Di Jawa Timur, dan kini menjadi gejala lumrah di banyak tempat di Indonesia, fenomena sound horeg adalah contoh nyata dari kurangnya kesadaran akan bahaya polusi suara.
Fenomena ini, yang melibatkan penggunaan sistem suara dengan volume sangat tinggi di acara dan wilayah publik, telah menjadi bagian dari budaya hiburan masyarakat.
Dampak negatif polusi suara ini tidak bisa dianggap sepele, baik bagi kesehatan maupun lingkungan sekitar. Fenomena sound horeg merepresentasikan tradisi dan kebiasaan masyarakat yang senang merayakan acara dengan suara keras.
Dalam banyak acara di Indonesia, seperti perayaan keagamaan, karnaval, dan konser atau pertunjukan musik jalanan, sound horeg digunakan untuk menambah kemeriahan dan menarik perhatian.
Suara keras dianggap sebagai bentuk hiburan, bahkan dipandang memukau jika sampai menghasilkan efek getaran yang bisa meretakkan dinding, memecahkan kaca, atau menimbulkan gangguan pendengaran permanen.
Hal ini menunjukkan bahwa bagi sebagian besar masyarakat Indonesia, kekuatan suara besar justru dinilai sebagai nilai tambah dan bentuk kemeriahan yang diinginkan, tanpa memperhatikan konsekuensi.
Polusi Suara
Polusi suara sebenarnya memiliki dampak serius terhadap kesehatan manusia. Menurut Organisasi Kesehatan Dunia (WHO), paparan suara di atas 85 desibel dalam jangka waktu lama dapat menyebabkan gangguan pendengaran.
Di Indonesia, praktik sound horeg bisa menghasilkan kebisingan jauh melebihi ambang batas ini.
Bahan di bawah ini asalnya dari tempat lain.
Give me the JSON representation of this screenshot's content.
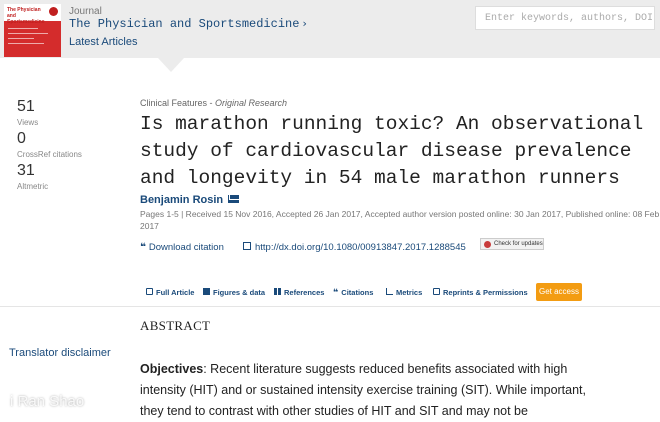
{
  "header": {
    "journal_label": "Journal",
    "journal_name": "The Physician and Sportsmedicine",
    "latest_articles": "Latest Articles",
    "search_placeholder": "Enter keywords, authors, DOI etc."
  },
  "metrics": [
    {
      "value": "51",
      "label": "Views"
    },
    {
      "value": "0",
      "label": "CrossRef citations"
    },
    {
      "value": "31",
      "label": "Altmetric"
    }
  ],
  "article": {
    "category": "Clinical Features - ",
    "type": "Original Research",
    "title": "Is marathon running toxic? An observational study of cardiovascular disease prevalence and longevity in 54 male marathon runners",
    "author": "Benjamin Rosin",
    "dates": "Pages 1-5 | Received 15 Nov 2016, Accepted 26 Jan 2017, Accepted author version posted online: 30 Jan 2017, Published online: 08 Feb 2017",
    "download_citation": "Download citation",
    "doi": "http://dx.doi.org/10.1080/00913847.2017.1288545",
    "check_updates": "Check for updates"
  },
  "tabs": {
    "full_article": "Full Article",
    "figures": "Figures & data",
    "references": "References",
    "citations": "Citations",
    "metrics": "Metrics",
    "reprints": "Reprints & Permissions",
    "get_access": "Get access"
  },
  "body": {
    "abstract_heading": "ABSTRACT",
    "translator_disclaimer": "Translator disclaimer",
    "objectives_label": "Objectives",
    "objectives_text": ": Recent literature suggests reduced benefits associated with high intensity (HIT) and or sustained intensity exercise training (SIT). While important, they tend to contrast with other studies of HIT and SIT and may not be"
  },
  "watermark": "i Ran Shao",
  "colors": {
    "link": "#1a4a7a",
    "accent": "#f39c12",
    "header_bg": "#ececec"
  }
}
Kebisingan yang intens dapat menyebabkan ketulian permanen dan gangguan pendengaran lainnya, terutama bagi orang-orang yang terpapar dalam jarak dekat (Berglund et al., 1999).
WHO telah mengeluarkan pedoman khusus mengenai batas kebisingan yang aman di lingkungan publik untuk menjaga kesehatan masyarakat dari dampak polusi suara (World Health Organization, 2018).
Penelitian oleh Goines dan Hagler (2007) menunjukkan bahwa paparan kebisingan dapat meningkatkan stres, mengganggu tidur, dan bahkan menyebabkan tekanan darah tinggi.
Hal ini didukung penelitian Stansfeld dan Matheson (2003) yang mengidentifikasi bahwa kebisingan memiliki efek nonauditori yang signifikan terhadap kesehatan, termasuk meningkatnya risiko kecemasan dan gangguan mental lainnya.
Bagi anak-anak, bayi, dan orang lanjut usia, risiko ini bisa menjadi lebih besar karena mereka memiliki tingkat toleransi lebih rendah terhadap kebisingan.
Di Amerika Serikat, Hammer et al. (2014) mencatat bahwa polusi suara mulai diakui sebagai masalah kesehatan publik yang memerlukan respons efektif, seperti adanya regulasi kebisingan di area urban.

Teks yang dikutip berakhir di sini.